Anhui Tianhe Law Firm
Legal Opinion
Regarding Anhui Anke Bioengineering (Group) Co., Ltd.'s 2025 Annual General Meeting
To: Anhui Anke Bioengineering (Group) Co., Ltd.
Pursuant to the "Company Law of the People's Republic of China" (hereinafter referred to as the "Company Law"), the "Securities Law of the People's Republic of China" (hereinafter referred to as the "Securities Law"), the "Rules for Shareholders' Meetings of Listed Companies" (hereinafter referred to as the "Shareholders' Meeting Rules"), and the "Shenzhen Stock Exchange GEM Listed Company Regulation No. 2 - Normative Operation of GEM Listed Companies," Anhui Tianhe Law Firm (hereinafter referred to as "Tianhe" or "the Firm"), represented by lawyers Shishan Shan and Zhu Huayao, attended the 2025 Annual General Meeting of Anhui Anke Bioengineering (Group) Co., Ltd. (hereinafter referred to as "Anke Bio") or "the Company") to witness its legality and issue this legal opinion.
The Firm and the handling lawyers, in accordance with the "Securities Law," the "Administrative Measures for Securities Legal Business of Law Firms," and the "Practice Rules for Securities Legal Business of Law Firms (Trial)," and based on facts that have occurred or existed prior to the issuance date of this legal opinion, have strictly performed their statutory duties, adhered to the principles of diligence and good faith, conducted thorough investigations and verifications, and ensured that the facts identified in this legal opinion are true, accurate, and complete, and that the conclusions expressed are legal and accurate, without false records, misleading statements, or material omissions, and assume corresponding legal responsibilities.
In this legal opinion, the Firm's lawyers will only opine on whether the convening and holding procedures, the qualifications of attendees, the qualifications of the convener, and the voting procedures and results of this shareholders' meeting comply with the provisions of the "Company Law," laws, regulations, normative documents, and the "Articles of Association." The Firm will not comment on the truthfulness and accuracy of the content of the proposals discussed at the meeting or the facts or data stated therein.
The Firm's lawyers are unable to verify the qualifications of shareholders who voted online.

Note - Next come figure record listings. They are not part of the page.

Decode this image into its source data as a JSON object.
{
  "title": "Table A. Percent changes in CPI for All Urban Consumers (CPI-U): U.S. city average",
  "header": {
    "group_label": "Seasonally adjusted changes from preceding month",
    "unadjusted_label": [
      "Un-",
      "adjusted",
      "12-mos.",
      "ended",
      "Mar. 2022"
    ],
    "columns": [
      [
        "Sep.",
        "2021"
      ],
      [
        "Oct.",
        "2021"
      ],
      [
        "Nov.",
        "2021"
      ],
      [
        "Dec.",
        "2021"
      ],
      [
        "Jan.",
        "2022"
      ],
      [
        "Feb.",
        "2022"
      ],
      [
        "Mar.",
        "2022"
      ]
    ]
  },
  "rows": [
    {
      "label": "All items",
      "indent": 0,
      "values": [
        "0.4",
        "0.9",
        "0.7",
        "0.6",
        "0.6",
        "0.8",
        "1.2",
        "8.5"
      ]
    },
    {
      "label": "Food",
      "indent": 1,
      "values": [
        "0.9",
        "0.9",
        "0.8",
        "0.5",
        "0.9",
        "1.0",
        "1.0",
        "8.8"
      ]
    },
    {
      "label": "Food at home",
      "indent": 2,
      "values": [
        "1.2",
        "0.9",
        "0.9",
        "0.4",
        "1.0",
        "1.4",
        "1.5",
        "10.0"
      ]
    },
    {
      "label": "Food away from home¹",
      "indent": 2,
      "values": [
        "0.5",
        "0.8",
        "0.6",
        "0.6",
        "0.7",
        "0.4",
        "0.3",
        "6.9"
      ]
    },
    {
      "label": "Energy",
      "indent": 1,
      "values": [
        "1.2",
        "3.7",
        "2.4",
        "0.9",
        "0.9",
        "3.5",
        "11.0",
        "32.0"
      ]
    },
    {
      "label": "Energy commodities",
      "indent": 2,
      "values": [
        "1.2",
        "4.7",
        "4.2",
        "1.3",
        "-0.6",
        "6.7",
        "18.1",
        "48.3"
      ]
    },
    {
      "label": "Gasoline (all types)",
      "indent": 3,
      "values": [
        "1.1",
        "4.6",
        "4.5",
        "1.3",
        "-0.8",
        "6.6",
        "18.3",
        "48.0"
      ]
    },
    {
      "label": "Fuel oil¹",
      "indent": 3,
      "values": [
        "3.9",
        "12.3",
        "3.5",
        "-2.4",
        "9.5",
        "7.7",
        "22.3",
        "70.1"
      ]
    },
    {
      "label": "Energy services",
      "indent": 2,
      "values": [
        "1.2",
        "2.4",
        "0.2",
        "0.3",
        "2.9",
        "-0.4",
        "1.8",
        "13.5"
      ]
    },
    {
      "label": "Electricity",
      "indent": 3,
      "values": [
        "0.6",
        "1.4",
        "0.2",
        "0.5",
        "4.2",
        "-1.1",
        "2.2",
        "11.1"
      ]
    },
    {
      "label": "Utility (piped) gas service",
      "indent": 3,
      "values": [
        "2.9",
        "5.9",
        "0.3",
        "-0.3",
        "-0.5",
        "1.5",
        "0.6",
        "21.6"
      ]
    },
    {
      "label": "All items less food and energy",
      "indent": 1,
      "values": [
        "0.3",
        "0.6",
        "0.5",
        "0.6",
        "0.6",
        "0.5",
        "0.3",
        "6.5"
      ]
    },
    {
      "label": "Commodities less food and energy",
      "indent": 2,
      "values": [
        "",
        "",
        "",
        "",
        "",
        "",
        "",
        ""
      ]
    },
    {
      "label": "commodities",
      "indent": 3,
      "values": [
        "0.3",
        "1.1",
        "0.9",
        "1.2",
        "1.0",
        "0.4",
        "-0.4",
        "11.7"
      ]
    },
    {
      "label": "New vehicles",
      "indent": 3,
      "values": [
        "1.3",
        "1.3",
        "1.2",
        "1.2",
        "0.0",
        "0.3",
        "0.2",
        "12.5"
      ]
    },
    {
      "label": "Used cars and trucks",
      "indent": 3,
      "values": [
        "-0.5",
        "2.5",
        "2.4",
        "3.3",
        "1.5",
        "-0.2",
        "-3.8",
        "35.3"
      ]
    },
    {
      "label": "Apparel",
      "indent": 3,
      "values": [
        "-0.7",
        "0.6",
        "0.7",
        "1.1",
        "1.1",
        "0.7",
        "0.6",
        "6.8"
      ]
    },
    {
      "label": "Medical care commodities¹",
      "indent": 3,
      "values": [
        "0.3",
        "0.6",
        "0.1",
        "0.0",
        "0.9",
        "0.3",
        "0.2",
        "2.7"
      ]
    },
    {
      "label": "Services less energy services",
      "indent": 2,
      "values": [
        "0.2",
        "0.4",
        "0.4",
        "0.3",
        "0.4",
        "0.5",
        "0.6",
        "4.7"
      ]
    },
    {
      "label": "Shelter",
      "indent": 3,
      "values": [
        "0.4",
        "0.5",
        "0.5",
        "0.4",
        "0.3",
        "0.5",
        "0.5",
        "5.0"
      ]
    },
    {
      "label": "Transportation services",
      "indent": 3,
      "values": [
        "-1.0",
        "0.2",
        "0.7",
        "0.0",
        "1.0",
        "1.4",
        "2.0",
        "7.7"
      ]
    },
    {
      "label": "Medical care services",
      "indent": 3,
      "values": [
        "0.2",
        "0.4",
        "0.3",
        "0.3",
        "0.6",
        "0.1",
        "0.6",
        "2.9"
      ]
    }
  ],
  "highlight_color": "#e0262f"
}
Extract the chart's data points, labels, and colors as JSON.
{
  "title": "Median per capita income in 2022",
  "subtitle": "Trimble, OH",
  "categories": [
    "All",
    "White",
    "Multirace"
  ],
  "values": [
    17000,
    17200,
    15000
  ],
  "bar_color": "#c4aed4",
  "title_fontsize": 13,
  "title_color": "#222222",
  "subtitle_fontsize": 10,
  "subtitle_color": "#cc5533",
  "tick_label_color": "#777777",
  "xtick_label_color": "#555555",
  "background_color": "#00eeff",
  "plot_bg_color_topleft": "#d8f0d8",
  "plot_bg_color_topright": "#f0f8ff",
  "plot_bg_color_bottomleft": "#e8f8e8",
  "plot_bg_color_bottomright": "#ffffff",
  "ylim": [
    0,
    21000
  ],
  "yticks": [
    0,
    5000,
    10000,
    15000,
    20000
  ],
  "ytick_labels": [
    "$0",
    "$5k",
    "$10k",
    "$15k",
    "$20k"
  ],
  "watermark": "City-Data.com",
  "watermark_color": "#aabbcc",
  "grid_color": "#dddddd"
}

Provided that the qualifications of shareholders who voted online meet the requirements of laws, administrative regulations, normative documents, and the "Articles of Association," the relevant attending shareholders are qualified. This legal opinion is for the sole purpose of witnessing the Company's shareholders' meeting and shall not be used for any other purpose.
In accordance with the requirements of relevant laws and regulations, and adhering to the generally accepted professional standards, ethical norms, and the spirit of diligence and good faith of the legal profession, the Firm's lawyers will provide legal opinions on the following matters concerning the convening and holding procedures of this shareholders' meeting, the qualifications of attendees, voting procedures, and other related legal issues:
I. Convening and Holding Procedures of this Shareholders' Meeting
(I) Anke Bio held the second meeting of the ninth board of directors on March 27, 2026, and passed the "Proposal on Convening the 2025 Annual Shareholders' Meeting." This shareholders' meeting was convened by the Company's board of directors.
(II) The notice of this shareholders' meeting was published in the information disclosure newspapers designated by the China Securities Regulatory Commission and on the website of the Shenzhen Stock Exchange 20 days prior to the meeting.
(III) The online voting period for this shareholders' meeting was April 24, 2026. Specifically, the online voting period through the Shenzhen Stock Exchange trading system was: April 24, 2026, 09:15 to 09:25, 09:30 to 11:30, 13:00 to 15:00; the voting period through the Shenzhen Stock Exchange internet voting system was: any time between April 24, 2026, 09:15 and April 24, 2026, 15:00.